09/07/2013, 00.00
ASIA

Asia’s sad record of "enforced disappearances" of religious leaders , activists and opponents

From the Panchen Lama to Laotian activists, thousands of people detained because considered a "threat" to institutions and governments. For activists, the reported cases are only the tip of the iceberg, but the reality is far worse. Governments deny there being any problem, and only four countries have ratified international treaties.

Bangkok ( AsiaNews / Agencies) - There is a common thread that links the Panchen Lama in Tibet Gedhun Choekyi Nyima , the president of the Muslim lawyers in Thailand and an activist for the rights of farmers in Laos. They are all victims of so-called "State detentions", taken and kept hidden in unknown locations because they are "sensitive" political and religious figures, or for their arguments in favor of human rights. As time passes the chances of obtaining justice for the "prisoners of state" and their families are becoming more sparse, in spite of an abhorrent practice that has become increasingly widespread across the Asian continent.

Mary Aileen Bacalso , secretary general of the Asian Federation Against Disappearances ( Afad ) , an association that deals with cases of disappearances, confirms the phenomenon : "Asia, the largest region in terms of land mass and population, has registered the highest number of recent cases of disappearances. " In addition, official certified seizures were found to be far below the actual data , especially in countries where there is a repressive regime in power or armed conflict.

In fact, according to activists there are tens of thousands of cases of "enforced disappearances " in Asia, but only a small proportion are documented, for fear of reprisals from the authorities. In the 2012 report of the working group of the United Nations , among Asian nations Sri Lanka accounted for 5,676 "reviewed and outstanding" cases, the Philippines 621, Nepal 458, Timor Leste 428, India 353, Indonesia 162, Pakistan 99, Thailand 71, China 30 and North Korea 20., according to the UN , which represent "the tip of the iceberg ."

In Tibet, the Panchen Lama was only six years old when he was taken by the Chinese authorities in 1995 and since then there has been no news of the second most important religious leader of Tibetan Buddhism. However, according to activist groups in the area, there are hundreds more monks and lay activists in police custody in Beijing, which applies the same methods to suppress internal dissent in the autonomous regions prone to ethnic clashes, such as the Muslim Xinjiang . South- East Asian nations such as Thailand, Indonesia , the Philippines and Laos are also being targeted by activists and human rights groups. From the enforced disappearances ordered by Jakarta during the dictatorship of General Suharto in the 1990s, to the most recent case of the winner of the Asian Nobel Prize, Laotian Sombath Somphone , in the hands of authorities in Vientiane since last December.

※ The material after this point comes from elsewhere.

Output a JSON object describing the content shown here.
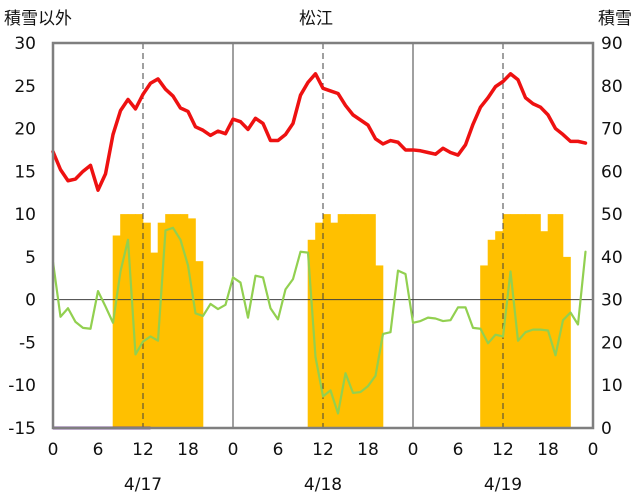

For activists and groups who are fighting for the liberation of the "disappeared " the biggest problem is the fact that the governments of the continent deny the problem, stating that there are no cases of enforced disappearances. And only four countries - Japan , Kazakhstan , Iraq and Cambodia - have ratified the International Convention for the protection of all persons from "State detention." The UN is calling for a transition from the impunity to that of responsibility for governments, while families pray and hope that their relatives could make early can come home soon.